Lewat temuan itulah Yesaya Christian Deodatus meraih penghargaan sebagai wisudawan aktif berprestasi dari Universitas Katolik Widya Mandala. “Indonesia itu banyak memiliki limbah tongkol jagung, karena itu saya mencoba memanfaatkannya,” ujar Yesaya, salah satu dari 643 mahasiswa Widya Mandala yang diwisuda pada Sabtu (6/11) pagi tadi.

Karya ilmiah berjudul “Karakteristik Plastik Biodegradable dengan Filler Limbah Tongkol Jagung” itu mampu meraih medali emas di Pekan Ilmiah Nasional (PIMNAS) XXII 2009. Yesaya yang mahasiswa Fakultas Teknik Jurusan Teknik Kimia ini memulai temuannya itu dengan mengeringkan limbah tongkol jagung hingga tidak memiliki kandungan air. Selanjutnya dihancurkan hingga ukuran 400 mikron. Limbah tongkol jagung yang sudah hancur ini dicampurkan ke dalam adonan biji plastik yang sebelumnya sudah dicairkan. Campuran kedua bahan tersebut diberi coupling agent yang berfungsi merekatkan kedua bahan tersebut sehingga menjadi plastik yang lebih kuat. “Komposisinya yang paling pas 85 persen biji plastik dan 15 persen dari campuran limbah tongkol jagung,” ujarnya.

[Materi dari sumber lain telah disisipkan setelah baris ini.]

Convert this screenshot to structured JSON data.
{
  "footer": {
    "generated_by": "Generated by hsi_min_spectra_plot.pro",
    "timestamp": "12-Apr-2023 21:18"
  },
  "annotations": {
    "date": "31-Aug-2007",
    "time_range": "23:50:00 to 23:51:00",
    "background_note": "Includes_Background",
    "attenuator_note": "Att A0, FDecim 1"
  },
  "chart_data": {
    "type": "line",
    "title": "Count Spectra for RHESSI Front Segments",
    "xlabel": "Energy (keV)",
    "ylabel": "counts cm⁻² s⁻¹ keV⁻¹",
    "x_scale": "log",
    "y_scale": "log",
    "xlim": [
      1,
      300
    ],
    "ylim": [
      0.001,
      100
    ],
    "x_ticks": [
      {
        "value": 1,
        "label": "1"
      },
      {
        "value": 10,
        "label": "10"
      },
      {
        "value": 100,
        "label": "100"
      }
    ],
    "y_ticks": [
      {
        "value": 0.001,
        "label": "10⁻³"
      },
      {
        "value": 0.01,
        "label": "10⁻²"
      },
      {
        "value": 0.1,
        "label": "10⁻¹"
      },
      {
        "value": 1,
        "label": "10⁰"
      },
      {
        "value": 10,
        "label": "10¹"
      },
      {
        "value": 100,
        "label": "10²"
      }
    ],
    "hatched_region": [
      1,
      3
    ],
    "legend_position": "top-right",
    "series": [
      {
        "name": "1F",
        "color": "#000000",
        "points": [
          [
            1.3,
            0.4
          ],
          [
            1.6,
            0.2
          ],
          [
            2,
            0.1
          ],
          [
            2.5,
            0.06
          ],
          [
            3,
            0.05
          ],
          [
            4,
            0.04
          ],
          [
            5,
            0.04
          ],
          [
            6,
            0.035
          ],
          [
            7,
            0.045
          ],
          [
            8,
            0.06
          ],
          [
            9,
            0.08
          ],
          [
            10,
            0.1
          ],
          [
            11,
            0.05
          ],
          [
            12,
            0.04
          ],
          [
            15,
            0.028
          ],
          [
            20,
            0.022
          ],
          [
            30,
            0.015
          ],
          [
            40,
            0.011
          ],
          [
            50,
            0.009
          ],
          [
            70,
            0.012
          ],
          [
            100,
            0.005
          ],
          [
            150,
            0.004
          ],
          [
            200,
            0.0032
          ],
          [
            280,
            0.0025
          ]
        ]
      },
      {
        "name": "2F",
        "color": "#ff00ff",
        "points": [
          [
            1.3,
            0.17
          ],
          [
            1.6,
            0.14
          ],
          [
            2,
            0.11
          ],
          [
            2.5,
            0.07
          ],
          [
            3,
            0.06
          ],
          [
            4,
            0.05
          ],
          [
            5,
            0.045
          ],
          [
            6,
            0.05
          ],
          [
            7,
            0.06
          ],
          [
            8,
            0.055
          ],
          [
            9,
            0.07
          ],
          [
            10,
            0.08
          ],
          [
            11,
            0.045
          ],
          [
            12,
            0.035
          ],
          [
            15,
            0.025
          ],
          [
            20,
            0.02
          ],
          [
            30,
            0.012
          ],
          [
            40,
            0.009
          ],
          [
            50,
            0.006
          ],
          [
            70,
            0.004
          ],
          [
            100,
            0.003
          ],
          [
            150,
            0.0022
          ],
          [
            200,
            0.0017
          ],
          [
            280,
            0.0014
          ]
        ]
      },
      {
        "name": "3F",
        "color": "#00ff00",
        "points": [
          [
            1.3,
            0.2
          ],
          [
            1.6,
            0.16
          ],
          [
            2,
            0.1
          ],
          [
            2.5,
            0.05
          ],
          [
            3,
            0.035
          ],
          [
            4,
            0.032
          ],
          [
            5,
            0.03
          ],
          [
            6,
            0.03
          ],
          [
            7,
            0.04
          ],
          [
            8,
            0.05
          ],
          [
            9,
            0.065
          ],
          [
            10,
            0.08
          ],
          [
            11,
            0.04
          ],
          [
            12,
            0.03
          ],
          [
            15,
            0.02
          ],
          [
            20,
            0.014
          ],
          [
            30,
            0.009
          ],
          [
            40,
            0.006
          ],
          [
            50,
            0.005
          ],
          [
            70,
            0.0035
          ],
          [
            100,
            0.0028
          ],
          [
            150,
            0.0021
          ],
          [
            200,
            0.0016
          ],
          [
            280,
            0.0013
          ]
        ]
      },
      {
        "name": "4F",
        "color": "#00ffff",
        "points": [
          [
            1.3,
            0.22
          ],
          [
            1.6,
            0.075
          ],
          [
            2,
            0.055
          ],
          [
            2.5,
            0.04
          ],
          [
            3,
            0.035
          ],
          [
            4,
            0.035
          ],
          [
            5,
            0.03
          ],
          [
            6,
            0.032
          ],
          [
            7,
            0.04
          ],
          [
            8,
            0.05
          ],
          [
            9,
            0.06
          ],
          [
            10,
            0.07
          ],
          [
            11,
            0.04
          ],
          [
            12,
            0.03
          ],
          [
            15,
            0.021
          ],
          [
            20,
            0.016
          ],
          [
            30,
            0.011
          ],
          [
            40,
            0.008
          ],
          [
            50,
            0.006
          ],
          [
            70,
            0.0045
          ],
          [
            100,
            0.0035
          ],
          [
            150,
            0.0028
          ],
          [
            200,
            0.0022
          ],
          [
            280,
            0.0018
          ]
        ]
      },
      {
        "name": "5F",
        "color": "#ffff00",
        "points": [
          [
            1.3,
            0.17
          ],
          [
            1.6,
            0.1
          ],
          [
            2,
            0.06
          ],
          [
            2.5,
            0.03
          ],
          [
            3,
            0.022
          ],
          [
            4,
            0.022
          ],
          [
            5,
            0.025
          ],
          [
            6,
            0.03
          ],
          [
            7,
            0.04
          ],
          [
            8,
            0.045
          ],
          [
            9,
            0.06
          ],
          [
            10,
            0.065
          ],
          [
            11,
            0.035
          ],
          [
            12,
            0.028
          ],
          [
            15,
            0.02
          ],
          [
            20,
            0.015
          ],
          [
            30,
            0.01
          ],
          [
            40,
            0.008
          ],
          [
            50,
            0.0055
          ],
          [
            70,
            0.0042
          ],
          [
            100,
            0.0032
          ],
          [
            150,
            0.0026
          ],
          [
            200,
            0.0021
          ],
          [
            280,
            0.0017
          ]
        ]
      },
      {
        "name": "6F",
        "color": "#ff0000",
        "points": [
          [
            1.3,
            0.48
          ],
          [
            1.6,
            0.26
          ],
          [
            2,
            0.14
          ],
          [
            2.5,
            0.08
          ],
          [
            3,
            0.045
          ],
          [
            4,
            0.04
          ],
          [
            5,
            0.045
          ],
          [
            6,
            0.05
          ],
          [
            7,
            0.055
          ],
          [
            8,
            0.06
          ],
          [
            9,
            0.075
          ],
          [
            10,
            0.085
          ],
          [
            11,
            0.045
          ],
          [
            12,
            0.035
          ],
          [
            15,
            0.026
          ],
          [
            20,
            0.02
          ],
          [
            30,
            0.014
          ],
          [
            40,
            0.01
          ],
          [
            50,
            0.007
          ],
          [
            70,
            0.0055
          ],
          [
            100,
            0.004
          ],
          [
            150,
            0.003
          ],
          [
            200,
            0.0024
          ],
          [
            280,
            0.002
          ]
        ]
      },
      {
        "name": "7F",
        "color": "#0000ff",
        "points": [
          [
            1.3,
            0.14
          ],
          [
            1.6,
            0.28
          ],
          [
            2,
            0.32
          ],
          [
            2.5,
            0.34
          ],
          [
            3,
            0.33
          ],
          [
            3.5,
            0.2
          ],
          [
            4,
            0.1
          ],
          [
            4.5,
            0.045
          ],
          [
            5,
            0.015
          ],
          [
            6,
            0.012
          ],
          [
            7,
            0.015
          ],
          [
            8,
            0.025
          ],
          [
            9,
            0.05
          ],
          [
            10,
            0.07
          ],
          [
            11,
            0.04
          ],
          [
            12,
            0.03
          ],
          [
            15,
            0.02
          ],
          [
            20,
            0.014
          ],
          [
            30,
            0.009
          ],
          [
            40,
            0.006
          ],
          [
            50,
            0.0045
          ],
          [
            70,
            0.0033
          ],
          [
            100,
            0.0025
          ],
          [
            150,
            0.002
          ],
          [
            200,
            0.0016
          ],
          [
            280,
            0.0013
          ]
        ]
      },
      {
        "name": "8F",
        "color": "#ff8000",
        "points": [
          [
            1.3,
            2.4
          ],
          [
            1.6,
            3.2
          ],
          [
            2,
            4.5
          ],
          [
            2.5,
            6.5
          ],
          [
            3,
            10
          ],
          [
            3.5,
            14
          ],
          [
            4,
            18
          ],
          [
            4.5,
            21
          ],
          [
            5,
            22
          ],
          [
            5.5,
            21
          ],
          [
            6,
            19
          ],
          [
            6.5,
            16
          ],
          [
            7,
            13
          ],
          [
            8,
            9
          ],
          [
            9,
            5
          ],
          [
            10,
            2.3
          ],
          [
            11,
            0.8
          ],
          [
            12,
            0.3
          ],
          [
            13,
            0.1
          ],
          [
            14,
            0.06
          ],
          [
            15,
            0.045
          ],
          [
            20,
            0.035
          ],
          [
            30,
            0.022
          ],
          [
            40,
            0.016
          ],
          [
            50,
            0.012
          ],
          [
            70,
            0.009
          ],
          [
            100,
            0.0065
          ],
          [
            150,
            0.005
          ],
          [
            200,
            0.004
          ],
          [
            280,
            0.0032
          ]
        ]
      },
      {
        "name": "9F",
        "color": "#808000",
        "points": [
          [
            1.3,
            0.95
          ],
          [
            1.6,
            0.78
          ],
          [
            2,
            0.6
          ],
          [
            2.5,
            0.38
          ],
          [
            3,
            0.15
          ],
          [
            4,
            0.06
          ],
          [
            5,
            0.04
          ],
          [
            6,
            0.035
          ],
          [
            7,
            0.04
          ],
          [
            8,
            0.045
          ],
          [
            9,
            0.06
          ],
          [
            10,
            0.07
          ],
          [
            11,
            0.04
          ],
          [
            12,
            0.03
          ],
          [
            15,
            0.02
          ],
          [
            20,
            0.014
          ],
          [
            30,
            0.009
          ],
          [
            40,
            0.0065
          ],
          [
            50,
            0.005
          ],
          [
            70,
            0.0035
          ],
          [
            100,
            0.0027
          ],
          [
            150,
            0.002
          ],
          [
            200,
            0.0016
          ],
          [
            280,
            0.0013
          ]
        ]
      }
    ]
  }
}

Keunggulan plastik campuran limbah tongkol jagung ini adalah memiliki sifat yang ramah lingkungan. Selain mengurangi jumlah sampah, plastik karya Yesaya juga dapat dengan mudah diurai dalam tanah. Plastik normal sulit terurai dan membutuhkan waktu hingga ratusan tahun. Dengan campuran limbah tongkol, proses penguraian di dalam tanah menjadi lebih cepat. “Proses terurainya jadi lebih cepat, karena limbah jagung yang masuk tanah terurai lebih dulu, akhirnya tinggal plastiknya yang keropos dan lebih cepat terurai di tanah,” katanya. Tetapi plastik campuran limbah tongkol jagung ini memiliki sifat non food grade. Artinya, kata dia, tidak dapat digunakan sebagai pembungkus bahan makanan. Ini karena belum ada uji coba yang dilakukan oleh Yesaya terkait tingkat keamanan dari plastik tersebut. “Saya memang mendesainnya untuk plastik yang sifatnya langsung dibuang, bukan disimpan atau dijadikan pembungkus makanan,” imbuhnya.

sumber : http://www.surabayapost.co.id/

________________________________________________

subhanallah..cooool!!!

perlu dikembangkan nih. ada yang berminat mengembangkan industrinya ??